Nitin Sekar, Chia-Lo Lee, and Raman Sukumar. 2015. In the elephant's seed shadow: the prospects of domestic bovids as replacement dispersers of three tropical Asian trees. Ecology 96:2093–2105. http://dx.doi.org/10.1890/14-1543.1

Appendix D. GRT violin boxplots for (a) chalta (D. indica), (b) lator (A. chaplasha), and (c) kumbhi (C. arborea) and a plot of the raw movement data for elephants and bovids

 

FigD1

Fig. D1. GRT violin boxplots for (a) chalta (D. indica), (b) lator (A. chaplasha), and (c) kumbhi (C. arborea).

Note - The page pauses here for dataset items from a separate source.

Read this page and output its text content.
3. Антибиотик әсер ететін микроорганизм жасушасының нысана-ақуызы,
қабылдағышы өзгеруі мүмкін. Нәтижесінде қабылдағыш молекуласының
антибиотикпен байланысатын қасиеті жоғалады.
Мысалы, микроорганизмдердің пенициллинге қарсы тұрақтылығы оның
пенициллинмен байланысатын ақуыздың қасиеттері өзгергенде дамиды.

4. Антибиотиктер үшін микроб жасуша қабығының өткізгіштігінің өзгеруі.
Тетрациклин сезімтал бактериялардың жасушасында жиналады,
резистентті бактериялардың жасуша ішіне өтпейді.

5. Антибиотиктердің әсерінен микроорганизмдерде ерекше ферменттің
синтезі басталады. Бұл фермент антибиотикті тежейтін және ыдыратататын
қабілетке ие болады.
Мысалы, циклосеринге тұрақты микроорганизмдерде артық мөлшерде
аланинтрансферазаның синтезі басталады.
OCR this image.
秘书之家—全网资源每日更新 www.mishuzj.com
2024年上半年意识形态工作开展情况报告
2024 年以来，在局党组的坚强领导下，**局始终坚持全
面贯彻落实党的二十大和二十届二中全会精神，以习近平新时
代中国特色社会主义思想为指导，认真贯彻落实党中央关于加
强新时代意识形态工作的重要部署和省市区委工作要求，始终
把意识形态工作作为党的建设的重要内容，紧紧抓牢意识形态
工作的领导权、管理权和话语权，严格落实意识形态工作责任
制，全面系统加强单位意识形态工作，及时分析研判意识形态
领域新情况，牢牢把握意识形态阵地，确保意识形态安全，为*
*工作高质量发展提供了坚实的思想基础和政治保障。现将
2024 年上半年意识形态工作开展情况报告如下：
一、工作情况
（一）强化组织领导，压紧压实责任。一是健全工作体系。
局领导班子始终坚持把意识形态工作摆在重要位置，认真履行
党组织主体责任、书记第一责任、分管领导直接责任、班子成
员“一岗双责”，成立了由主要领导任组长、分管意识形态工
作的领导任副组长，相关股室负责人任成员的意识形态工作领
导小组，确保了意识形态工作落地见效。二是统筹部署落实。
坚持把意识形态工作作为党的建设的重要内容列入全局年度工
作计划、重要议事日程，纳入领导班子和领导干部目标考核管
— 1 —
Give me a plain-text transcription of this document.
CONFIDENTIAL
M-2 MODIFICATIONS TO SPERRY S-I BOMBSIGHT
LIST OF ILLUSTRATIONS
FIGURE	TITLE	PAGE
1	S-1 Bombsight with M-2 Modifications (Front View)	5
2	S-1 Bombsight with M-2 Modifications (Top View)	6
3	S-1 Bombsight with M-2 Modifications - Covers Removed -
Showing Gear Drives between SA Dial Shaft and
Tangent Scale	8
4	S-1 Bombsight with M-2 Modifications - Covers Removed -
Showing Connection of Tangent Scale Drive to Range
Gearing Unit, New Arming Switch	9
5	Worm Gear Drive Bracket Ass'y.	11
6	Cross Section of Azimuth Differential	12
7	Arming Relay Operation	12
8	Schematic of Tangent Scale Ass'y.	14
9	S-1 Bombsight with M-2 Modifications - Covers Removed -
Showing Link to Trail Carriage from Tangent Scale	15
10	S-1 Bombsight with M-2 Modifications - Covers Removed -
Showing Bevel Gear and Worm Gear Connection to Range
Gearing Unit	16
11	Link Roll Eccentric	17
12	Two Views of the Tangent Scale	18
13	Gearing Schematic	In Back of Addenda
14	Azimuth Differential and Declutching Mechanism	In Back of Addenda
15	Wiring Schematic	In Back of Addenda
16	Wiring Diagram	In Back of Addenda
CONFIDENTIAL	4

Each violin illustrates the density of seed GRTs from one individual; solitary points indicate that all seeds had the same GRT. Violin scaling parameters are set based on the total number of seeds defecated by each individual. The plots show the large numbers of seeds defecated by elephants, and the lower number of seeds available from bovid dung. Many bovid GRTs have almost uniform distributions. Though comparable, buffalo maximum GRTs are a little higher than elephants’.


 

FigD2

Fig. D2. Plot of the raw movement data for elephants and bovids, as well as the mean and standard deviation. The different scale on which elephants move is even more evident by comparing the top plot with the others. Note that elephants begin to move over 50 km in just 72 hours.